Richard J. Roberts’ speech at the Nobel Banquet, December 10, 1993
Your Majesties, Your Royal Highnesses, Ladies and Gentlemen,
On behalf of my colleague, Phillip Sharp and myself, I would like to express our deep gratitude for the unparalleled honor conferred upon us today. Science is rarely a solitary occupation and our discovery of split genes depended heavily on talented colleagues and a vast body of experimental biology that had preceded our work. We view this award as a tribute to those colleagues and especially to our co-workers, Richard Gelinas, Louise Chow and Tom Broker from Cold Spring Harbor and Susan Berget and Claire Moore from MIT.
In the last few weeks I have frequently been asked “What causes genes to be split?”. This is a deep evolutionary question and I could probably drone on for several hours, but a faster answer will be needed here. In many letters that Phil and I have received from schoolchildren this was the burning question. One surprising answer was proposed by a Reverend from New York. He sent a long and detailed letter explaining that it was “static electricity and deadly ozone gas” that caused the genes to be split. However, it was apparent that this was also his explanation for Crib Death and a variety of other ills that befall us. No doubt prompted by the phrase “splitting the atom” some letters from children, or perhaps their parents, suggested that Phil and I had ourselves split the genes and were curious to know how we had done it.
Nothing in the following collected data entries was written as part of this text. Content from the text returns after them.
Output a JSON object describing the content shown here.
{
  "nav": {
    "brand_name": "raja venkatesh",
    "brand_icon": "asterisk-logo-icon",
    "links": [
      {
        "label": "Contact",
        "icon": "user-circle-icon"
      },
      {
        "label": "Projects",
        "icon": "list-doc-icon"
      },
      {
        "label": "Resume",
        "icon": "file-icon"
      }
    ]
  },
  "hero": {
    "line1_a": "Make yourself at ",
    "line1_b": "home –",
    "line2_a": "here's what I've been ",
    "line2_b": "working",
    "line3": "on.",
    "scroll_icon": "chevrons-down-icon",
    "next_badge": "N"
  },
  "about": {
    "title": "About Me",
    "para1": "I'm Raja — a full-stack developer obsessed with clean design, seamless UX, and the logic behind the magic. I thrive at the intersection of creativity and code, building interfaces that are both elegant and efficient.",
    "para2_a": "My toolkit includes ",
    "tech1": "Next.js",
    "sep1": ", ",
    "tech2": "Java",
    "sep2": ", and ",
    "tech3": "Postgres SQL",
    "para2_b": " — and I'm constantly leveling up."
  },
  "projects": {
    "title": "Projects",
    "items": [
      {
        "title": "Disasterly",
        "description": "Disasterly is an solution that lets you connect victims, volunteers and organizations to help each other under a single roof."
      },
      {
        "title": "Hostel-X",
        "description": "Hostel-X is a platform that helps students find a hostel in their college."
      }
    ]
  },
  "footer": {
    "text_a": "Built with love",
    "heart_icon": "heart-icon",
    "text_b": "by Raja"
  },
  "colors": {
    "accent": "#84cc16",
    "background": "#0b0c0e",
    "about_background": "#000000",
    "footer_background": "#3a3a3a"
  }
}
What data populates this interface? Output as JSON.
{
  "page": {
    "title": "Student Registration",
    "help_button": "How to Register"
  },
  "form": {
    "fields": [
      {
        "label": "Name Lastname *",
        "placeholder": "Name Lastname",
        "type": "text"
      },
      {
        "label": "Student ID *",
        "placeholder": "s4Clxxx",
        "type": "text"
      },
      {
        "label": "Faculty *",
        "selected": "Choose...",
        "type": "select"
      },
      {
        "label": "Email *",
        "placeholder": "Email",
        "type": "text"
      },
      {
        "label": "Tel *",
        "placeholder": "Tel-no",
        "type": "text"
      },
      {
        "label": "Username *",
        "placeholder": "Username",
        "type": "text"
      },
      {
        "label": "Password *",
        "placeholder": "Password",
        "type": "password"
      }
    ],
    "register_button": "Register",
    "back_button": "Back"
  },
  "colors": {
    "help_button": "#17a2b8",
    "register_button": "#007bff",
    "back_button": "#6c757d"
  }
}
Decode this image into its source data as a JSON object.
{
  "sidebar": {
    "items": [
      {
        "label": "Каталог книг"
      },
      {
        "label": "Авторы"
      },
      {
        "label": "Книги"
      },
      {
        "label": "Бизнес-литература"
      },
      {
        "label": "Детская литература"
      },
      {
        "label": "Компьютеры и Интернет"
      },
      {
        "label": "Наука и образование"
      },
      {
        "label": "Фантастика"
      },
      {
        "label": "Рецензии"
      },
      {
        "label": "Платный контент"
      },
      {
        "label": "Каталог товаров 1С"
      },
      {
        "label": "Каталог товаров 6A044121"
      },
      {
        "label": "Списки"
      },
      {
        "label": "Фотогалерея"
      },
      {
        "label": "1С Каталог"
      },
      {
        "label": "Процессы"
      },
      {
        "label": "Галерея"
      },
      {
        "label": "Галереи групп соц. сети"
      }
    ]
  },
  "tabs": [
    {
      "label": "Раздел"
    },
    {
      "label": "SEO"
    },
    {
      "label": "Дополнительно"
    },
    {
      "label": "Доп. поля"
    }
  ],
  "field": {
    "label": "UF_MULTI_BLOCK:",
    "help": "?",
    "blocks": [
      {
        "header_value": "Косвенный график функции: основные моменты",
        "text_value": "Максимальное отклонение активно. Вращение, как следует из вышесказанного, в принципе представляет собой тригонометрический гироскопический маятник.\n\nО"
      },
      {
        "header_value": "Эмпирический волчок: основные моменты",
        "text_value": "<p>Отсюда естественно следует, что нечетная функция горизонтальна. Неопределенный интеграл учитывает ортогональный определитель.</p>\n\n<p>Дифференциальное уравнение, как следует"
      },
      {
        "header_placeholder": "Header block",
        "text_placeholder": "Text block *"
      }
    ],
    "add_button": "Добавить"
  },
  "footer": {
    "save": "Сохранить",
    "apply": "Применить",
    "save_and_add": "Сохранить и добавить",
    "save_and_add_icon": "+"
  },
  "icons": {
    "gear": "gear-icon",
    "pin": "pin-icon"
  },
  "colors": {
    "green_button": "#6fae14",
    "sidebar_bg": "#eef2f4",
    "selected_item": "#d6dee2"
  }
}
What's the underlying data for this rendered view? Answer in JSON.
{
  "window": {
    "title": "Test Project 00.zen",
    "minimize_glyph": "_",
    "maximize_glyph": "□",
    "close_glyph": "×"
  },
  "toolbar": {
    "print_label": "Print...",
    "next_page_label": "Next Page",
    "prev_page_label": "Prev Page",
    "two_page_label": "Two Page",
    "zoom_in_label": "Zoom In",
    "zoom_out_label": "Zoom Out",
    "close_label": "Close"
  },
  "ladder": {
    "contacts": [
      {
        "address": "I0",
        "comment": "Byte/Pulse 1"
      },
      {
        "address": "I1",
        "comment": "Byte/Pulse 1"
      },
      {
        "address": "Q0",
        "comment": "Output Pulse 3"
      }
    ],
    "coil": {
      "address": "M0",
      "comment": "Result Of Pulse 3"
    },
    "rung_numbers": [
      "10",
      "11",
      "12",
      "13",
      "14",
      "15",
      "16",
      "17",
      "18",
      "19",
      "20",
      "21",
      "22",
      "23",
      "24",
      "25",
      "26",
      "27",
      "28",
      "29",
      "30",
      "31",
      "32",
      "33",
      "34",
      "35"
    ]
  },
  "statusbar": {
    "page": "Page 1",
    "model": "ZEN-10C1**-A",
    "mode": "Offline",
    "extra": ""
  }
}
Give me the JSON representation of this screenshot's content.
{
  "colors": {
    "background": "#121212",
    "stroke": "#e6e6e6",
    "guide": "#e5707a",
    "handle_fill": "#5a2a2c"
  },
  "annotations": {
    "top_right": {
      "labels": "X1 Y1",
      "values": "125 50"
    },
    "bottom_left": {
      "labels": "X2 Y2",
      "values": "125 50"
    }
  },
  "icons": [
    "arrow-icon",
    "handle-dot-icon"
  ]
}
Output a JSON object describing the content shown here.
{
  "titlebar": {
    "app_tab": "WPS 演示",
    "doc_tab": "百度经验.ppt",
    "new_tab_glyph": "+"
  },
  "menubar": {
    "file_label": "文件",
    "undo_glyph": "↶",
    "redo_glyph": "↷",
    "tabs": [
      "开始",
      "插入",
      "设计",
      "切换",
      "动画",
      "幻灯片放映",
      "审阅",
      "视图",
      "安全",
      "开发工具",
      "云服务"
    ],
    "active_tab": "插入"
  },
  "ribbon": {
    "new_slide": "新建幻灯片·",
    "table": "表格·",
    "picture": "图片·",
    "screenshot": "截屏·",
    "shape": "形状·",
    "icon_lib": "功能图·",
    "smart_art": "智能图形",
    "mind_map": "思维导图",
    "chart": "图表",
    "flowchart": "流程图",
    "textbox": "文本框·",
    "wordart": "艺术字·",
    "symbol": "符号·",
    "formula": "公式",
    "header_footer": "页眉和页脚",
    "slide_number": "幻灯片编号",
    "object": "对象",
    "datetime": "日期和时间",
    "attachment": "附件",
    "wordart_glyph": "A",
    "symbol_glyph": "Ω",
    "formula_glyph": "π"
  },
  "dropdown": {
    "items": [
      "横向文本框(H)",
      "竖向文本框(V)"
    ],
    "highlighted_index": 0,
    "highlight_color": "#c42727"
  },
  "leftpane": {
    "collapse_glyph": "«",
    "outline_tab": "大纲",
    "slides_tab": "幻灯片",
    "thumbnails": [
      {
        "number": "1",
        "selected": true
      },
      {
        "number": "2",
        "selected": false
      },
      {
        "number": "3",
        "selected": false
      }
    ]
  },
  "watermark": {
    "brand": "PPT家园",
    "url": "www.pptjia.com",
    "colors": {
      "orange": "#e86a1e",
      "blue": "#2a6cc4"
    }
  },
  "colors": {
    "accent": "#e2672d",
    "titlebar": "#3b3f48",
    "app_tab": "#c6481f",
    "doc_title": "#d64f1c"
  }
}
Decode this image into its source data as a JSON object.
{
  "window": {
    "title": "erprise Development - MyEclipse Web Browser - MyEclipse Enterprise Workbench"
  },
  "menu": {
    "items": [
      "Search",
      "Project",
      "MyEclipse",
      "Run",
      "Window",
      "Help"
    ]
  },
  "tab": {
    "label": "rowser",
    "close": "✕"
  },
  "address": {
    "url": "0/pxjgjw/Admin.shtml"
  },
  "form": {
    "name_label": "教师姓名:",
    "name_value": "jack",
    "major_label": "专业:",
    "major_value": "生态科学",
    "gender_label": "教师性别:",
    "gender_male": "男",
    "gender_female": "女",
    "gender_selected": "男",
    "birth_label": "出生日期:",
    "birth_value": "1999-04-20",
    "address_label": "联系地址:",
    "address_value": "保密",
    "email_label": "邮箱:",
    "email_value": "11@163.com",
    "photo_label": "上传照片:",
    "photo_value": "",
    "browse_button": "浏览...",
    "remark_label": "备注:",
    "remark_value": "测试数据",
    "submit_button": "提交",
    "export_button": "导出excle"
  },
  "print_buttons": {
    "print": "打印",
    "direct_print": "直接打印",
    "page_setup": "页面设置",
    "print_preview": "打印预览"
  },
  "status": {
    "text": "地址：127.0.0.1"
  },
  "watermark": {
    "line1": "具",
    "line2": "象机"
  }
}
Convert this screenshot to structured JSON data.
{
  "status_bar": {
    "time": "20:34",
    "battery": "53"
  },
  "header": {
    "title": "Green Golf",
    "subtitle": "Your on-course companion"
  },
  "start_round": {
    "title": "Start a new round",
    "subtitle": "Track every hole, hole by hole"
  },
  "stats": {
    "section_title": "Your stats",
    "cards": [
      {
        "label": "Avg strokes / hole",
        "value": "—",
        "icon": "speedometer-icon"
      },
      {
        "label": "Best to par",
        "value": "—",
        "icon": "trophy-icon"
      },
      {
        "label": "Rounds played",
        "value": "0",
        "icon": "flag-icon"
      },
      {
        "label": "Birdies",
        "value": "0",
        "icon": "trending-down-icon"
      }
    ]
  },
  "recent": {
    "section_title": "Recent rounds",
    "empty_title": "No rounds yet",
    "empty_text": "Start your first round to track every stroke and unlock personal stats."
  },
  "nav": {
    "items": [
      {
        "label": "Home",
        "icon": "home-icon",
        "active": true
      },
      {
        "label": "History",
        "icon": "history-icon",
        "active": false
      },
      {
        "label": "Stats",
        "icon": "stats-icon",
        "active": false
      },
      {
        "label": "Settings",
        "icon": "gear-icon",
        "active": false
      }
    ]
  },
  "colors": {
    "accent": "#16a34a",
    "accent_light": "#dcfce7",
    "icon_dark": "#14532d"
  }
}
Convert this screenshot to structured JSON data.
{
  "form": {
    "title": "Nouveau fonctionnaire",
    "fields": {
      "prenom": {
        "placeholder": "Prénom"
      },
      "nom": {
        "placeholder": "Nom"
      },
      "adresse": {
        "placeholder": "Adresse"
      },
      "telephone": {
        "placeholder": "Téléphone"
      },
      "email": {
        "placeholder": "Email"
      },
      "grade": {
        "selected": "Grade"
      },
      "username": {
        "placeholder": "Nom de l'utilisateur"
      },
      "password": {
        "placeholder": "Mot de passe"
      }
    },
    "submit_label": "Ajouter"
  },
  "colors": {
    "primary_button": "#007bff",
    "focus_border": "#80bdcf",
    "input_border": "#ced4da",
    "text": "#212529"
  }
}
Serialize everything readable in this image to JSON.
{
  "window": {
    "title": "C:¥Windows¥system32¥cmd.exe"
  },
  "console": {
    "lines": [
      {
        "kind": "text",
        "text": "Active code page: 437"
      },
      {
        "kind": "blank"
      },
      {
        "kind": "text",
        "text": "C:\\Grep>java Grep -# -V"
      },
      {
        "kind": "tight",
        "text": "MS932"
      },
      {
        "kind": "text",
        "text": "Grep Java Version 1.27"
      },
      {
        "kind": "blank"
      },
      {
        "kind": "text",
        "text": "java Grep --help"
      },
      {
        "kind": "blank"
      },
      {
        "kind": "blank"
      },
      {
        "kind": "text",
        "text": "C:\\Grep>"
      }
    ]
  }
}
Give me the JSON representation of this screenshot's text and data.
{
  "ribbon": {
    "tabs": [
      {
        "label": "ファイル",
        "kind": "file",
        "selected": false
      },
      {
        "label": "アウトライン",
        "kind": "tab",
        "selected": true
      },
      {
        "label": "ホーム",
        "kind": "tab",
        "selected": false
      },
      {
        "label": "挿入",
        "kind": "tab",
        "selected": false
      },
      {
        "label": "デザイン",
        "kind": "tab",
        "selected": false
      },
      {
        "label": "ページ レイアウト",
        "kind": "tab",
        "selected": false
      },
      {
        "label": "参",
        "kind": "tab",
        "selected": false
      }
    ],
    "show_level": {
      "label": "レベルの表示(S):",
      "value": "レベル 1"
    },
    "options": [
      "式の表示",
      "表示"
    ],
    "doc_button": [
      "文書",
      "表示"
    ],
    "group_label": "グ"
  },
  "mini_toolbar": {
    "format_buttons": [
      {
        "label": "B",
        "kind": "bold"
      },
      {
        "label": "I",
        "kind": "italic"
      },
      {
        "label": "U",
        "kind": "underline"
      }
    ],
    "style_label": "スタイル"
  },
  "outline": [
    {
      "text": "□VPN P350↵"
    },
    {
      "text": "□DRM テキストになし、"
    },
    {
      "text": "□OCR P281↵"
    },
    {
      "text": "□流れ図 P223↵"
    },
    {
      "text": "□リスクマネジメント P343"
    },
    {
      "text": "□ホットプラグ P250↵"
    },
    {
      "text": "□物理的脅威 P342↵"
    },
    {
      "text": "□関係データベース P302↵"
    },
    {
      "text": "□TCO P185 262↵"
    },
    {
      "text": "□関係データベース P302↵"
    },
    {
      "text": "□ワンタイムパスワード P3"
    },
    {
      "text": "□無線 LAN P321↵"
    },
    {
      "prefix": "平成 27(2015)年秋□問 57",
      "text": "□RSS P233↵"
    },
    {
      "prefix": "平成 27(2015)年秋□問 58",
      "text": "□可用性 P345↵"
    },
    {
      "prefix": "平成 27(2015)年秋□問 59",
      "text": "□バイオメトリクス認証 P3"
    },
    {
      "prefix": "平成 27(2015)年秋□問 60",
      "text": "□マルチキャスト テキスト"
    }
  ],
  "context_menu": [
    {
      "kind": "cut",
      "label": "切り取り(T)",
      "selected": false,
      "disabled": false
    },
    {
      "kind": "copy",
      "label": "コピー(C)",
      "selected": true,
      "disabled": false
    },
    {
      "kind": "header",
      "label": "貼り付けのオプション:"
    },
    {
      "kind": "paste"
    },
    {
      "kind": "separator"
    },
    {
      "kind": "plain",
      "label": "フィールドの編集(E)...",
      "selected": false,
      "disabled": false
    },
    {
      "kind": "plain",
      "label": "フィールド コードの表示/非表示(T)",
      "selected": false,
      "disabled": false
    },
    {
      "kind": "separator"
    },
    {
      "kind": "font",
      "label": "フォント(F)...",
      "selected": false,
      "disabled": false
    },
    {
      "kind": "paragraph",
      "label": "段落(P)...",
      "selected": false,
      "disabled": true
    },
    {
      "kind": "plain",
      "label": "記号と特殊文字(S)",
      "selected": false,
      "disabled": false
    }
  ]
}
During a conversation with a reporter today I was complimented as being “the youngest of this year’s prize-winners”. In fact, I am not but do have a youthful appearance. I wonder if my genes are not split as much as other people’s. Recently, the answer came from a quite unexpected source – a Philadelphia newspaper. A vivid illustration in a comic strip showed a rather large gentleman bending over, with dramatic consequences for the seam for his jeans.